Re: Whither the schema.org JSON-LD context? from Dan Brickley on 2014-01-07 (public-vocabs@w3.org from January 2014)

From: Dan Brickley <danbri@danbri.org>
Date: Tue, 7 Jan 2014 12:51:14 +0000
To: Markus Lanthaler <markus.lanthaler@gmx.net>
Cc: Sandro Hawke <sandro@hawke.org>, Gregg Kellogg <gregg@greggkellogg.net>, Dan Brickley <danbri@google.com>, Ramanathan Guha <guha@google.com>, W3C Web Schemas Task Force <public-vocabs@w3.org>, Linked JSON <public-linked-json@w3.org>
Message-ID: <CAFfrAFp7aht92qu2r6hEH5zaBfvr_NSbvjRvSbs91hgCXA8j4w@mail.gmail.com>

On 7 January 2014 10:16, Markus Lanthaler <markus.lanthaler@gmx.net> wrote:

>> W3C's experience with XML parsers that auto-fetch
>> http://www.w3.org/TR/xhtml1/DTD/xhtml1-strict.dtd and
>> http://www.w3.org/1999/xhtml when parsing XML is relevant here:
> [...]
>>
>> If JSON is the new XML and JSON-LD is the emerging best practice for
>> interoperable JSON, it isn't unreasonable to expect XML-levels of
>> usage. So let's try to learn from the W3C XML DTD experience.
>
> I think there's a very important difference to that experience. XML namespaces are not links and are thus not *expected* to be dereferenced. Thus, AFAICT, for a long time those URLs returned non-cacheable HTTP error responses. If you know that a document is going to be requested often, you can plan for it (CDN, long cache validity etc.). I know it's important to keep these things in mind but I'm still not convinced that serving a small static file (even if it is requested millions of times) causes much costs. Otherwise, all the free JavaScript library CDNs etc. would have been shut down already a long time ago..

The main lesson from
http://www.w3.org/blog/systeam/2008/02/08/w3c_s_excessive_dtd_traffic/
is DTD-related rather than schema-related. Schema-fetching is
generally seen as more optional.

The important difference is (I haven't found the exact spec reference
but...) the XML 1.0 spec says that when parsing XML with validation
enabled, external references to DTDs must be de-referenced.
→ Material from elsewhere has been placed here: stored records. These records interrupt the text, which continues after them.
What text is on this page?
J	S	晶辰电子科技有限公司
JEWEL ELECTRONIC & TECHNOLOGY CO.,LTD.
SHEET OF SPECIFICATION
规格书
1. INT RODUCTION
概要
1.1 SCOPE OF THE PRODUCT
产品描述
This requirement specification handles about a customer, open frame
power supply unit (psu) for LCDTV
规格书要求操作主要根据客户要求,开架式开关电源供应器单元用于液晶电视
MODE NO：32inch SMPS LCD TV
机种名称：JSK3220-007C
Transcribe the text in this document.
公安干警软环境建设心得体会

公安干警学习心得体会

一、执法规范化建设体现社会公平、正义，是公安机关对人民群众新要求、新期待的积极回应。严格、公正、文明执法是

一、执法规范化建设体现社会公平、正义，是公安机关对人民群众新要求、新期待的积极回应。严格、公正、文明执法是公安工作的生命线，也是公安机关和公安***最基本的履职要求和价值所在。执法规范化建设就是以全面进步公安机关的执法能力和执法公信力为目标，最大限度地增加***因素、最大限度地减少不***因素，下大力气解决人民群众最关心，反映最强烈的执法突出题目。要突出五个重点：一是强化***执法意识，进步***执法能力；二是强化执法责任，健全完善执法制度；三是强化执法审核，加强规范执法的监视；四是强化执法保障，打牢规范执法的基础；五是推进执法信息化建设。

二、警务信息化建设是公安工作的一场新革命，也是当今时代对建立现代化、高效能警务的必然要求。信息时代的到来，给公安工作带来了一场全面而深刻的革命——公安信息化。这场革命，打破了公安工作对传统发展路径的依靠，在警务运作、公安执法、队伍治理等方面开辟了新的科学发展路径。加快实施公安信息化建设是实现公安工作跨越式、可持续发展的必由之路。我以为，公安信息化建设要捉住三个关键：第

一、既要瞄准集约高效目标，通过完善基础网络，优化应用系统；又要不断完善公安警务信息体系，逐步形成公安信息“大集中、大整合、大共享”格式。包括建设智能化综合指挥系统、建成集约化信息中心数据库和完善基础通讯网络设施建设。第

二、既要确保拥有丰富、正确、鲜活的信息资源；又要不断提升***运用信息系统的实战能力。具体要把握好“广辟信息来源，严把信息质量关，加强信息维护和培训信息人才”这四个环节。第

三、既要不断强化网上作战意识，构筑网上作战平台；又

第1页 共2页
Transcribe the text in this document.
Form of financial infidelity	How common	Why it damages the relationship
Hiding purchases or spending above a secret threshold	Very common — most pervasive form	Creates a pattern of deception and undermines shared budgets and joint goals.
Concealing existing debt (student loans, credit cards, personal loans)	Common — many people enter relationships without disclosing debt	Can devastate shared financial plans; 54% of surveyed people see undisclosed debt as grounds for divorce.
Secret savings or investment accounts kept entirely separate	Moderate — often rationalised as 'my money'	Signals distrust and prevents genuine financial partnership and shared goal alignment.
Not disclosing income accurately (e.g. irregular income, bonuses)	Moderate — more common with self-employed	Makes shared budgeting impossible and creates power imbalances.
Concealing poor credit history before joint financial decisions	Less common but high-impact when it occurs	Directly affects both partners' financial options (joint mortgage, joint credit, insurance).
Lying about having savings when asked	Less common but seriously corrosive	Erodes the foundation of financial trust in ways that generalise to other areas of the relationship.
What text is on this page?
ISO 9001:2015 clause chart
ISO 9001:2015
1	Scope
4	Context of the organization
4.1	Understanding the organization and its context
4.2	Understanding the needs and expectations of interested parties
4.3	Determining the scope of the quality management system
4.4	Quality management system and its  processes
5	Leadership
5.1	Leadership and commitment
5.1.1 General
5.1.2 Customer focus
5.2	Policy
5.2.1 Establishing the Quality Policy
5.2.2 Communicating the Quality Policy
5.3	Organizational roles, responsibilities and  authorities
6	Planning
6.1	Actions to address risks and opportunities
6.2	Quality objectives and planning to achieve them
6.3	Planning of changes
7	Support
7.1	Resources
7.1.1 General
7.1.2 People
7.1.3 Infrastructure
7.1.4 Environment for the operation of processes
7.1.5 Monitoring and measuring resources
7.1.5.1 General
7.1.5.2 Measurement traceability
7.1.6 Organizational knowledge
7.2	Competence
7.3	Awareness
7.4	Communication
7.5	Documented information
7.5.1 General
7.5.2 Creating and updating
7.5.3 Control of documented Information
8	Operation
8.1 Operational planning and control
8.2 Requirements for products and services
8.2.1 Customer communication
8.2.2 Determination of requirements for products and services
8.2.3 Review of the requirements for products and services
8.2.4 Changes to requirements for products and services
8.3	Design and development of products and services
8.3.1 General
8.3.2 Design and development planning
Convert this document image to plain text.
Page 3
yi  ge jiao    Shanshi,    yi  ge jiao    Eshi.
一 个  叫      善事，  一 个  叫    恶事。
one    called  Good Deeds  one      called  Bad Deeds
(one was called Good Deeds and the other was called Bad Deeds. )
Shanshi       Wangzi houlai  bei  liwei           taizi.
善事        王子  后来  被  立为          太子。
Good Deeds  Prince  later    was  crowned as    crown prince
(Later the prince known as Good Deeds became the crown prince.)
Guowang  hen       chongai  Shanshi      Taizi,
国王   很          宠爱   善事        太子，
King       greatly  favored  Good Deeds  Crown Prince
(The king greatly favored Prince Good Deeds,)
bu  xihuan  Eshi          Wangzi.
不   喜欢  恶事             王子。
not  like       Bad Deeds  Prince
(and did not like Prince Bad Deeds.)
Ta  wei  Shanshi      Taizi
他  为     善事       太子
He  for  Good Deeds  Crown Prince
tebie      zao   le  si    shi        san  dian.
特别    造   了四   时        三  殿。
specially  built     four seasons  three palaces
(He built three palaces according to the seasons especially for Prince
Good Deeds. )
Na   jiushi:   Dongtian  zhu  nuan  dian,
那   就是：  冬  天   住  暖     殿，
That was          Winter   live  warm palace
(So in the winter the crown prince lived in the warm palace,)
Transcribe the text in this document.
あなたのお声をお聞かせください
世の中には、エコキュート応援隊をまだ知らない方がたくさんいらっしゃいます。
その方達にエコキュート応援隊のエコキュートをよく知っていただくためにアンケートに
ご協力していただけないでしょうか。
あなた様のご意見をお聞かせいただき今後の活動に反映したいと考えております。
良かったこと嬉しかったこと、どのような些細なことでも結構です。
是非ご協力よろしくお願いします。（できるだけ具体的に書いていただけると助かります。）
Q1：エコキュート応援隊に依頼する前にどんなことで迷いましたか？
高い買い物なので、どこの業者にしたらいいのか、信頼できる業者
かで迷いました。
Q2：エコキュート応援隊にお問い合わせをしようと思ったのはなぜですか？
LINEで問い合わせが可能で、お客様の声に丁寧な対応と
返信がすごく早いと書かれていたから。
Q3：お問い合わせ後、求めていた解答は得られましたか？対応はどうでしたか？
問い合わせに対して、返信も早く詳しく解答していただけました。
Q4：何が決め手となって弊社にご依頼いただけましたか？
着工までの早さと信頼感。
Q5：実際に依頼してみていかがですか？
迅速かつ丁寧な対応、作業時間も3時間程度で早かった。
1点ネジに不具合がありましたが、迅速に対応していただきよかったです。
This is something that anyone learning-through-doing XML handling
might not even think about, if they're using a spec-compliant XML
parser. Many users of such libraries have no idea that their
application code is hammering w3.org with repeated HTTP requests.
Let's think about how we can help novice JSON-LD toolkit users find
themselves in the same position. Perhaps the default behaviour of a
JSON-LD toolkit / parser could keep a global fetches-per-minute count,
and complain to STDERR if the application is over-fetching? (alongside
sensible caching defaults etc)

Dan

Received on Tuesday, 7 January 2014 12:51:45 UTC